Culture Minister Heather Klimchuk and Premier Alison Redford at Duchess Bakeshop in Edmonton.
Culture Minister Heather Klimchuk and Premier Alison Redford at Duchess Bakeshop in Edmonton.

Success comes with challenges, and for Alberta’s Progressive Conservatives, forty-two years of electoral success has come with its own unique set of challenges.

One of the PC Party’s biggest successes has been its ability to reinvent itself over its more than four decades in power. It is sometimes difficult to explain to someone from outside Alberta how the same party has been led by the very different leadership styles of Peter Lougheed, Don Getty, Ralph Klein, Ed Stelmach, and now Premier Alison Redford.

What does today’s version of the PC Party stand for? I am not sure its leaders have a clear idea what the latest reinvention embodies.

Alberta's new political map after the 2012 election (map from Wikipedia).
Alberta’s new political map after the 2012 election (map from Wikipedia).

While Premier Redford’s clear focus has been on the international stage, her government has presented a confusing domestic agenda.

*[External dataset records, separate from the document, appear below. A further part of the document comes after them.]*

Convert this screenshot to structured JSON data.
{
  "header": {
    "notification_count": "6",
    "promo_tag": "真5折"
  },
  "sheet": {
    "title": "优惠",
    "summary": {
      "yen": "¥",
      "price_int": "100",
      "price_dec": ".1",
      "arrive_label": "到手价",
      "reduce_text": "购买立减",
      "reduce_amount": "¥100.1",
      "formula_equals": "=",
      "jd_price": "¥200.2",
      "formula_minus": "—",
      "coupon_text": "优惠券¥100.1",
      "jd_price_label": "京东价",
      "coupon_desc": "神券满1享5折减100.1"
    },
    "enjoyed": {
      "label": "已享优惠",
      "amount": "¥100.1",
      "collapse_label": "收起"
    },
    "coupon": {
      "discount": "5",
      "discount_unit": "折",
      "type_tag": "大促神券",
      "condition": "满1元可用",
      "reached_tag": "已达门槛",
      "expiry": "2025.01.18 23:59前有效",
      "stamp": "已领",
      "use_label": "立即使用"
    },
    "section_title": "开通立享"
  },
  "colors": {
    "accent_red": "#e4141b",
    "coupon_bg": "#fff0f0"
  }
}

The PC Party under Premier Redford claims to be progressive (though it fights with unions, and has made deep funding cuts to post-secondary education and support for persons with developmental disabilities). The PC Party under Premier Redford also claims to be conservative (despite running deficit budgets).

Confusion appears to be another challenge of being the Natural Governing Party.

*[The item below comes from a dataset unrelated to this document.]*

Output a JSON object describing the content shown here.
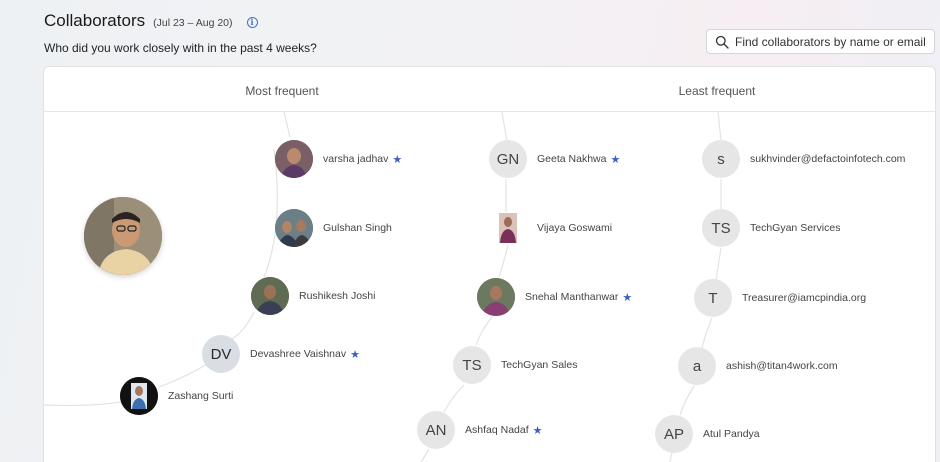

The PC Party is also less of a real political party and more of an amorphous blob that exists to sustain power.

Recognizing the need to connect with its base of activists ahead of November’s leadership review vote, Premier Redford announced at last weekend’s party policy conference in Edmonton the formation of new committees that will help connect party policy with the government’s agenda. This is a tricky goal to accomplish, as the PC Government is expected to represent all Albertans, not just those who hold a membership with the Premier’s political party.

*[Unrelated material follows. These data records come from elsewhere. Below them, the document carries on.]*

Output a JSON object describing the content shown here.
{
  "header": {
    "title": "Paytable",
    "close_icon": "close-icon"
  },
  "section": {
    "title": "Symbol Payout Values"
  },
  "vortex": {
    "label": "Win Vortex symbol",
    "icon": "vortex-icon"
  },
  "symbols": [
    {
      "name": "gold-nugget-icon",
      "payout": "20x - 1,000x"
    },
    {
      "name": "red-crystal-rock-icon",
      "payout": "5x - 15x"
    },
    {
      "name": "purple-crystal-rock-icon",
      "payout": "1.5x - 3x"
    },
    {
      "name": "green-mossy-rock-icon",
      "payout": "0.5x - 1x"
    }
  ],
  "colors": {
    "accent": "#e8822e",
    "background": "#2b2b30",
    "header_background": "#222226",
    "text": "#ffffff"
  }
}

This is also not the first time the PC Party has boldly attempted to make party membership relevant outside of leadership races or nomination contests. In the early 2000’s, Premier Klein commissioned numerous initiatives with his party’s base of activists to try to reengage with them. The success of those particular initiatives was questionable.

Following last year’s election, the latest reinvention of the PC Party is largely urban-based and faces a rural-based official opposition. The PC Party’s recent attacks on the Wildrose Party’s more extreme social conservative-base, which until recently played a significant role in the governing coalition, have demonstrated that Alberta’s Natural Governing Party might not be sure what its latest reinvention is, it is starting to show what it does not want to be.

6 thoughts on “The confusing reinvention of Alberta’s Natural Governing Party.”

  1. I hope Redfraud wins her convention. The following relentless onslaught and her public unpopularity will politically decimate the Tories this time. Keep those kid gloves handy Danielle. Watch the boxing gloves with steel spikes come on by the Wildrose when Redfraud wins. Her success guarantees Tory demise. Kid gloves till then.

  2. Why would one mess with success…unless one was very stupid. Alberta is the most successful and stable province in the country, was it because of NDPee policies, was it because of liberal theiving like they always do when in power, no, it is because of Conservative values of hard work and paying your OWN way if possible, you lefties and your European nanny state dopeaucracy can stay in Morontario, you have already damaged the politics of a successful government enough. As far as kid gloves, when your guidance is from the freeloaders and fundamentalists you are truly “F”ed

  3. “The PC Party is also less of a real political party and more of an amorphous blob that exists to sustain power.”

    Couldn’t have said it better myself!

  4. The PCs, Liberals and Alberta Party share this problem of not standing for much of anything identifiable. Wild Rose, NDP and Greens do know what they stand for.
    Nothing is going to make Alberta politics sensible until we get a voting system that lets people vote for what they want instead of against what they’re afraid of and a Legislature that reflects the popular vote. First past the post sucks!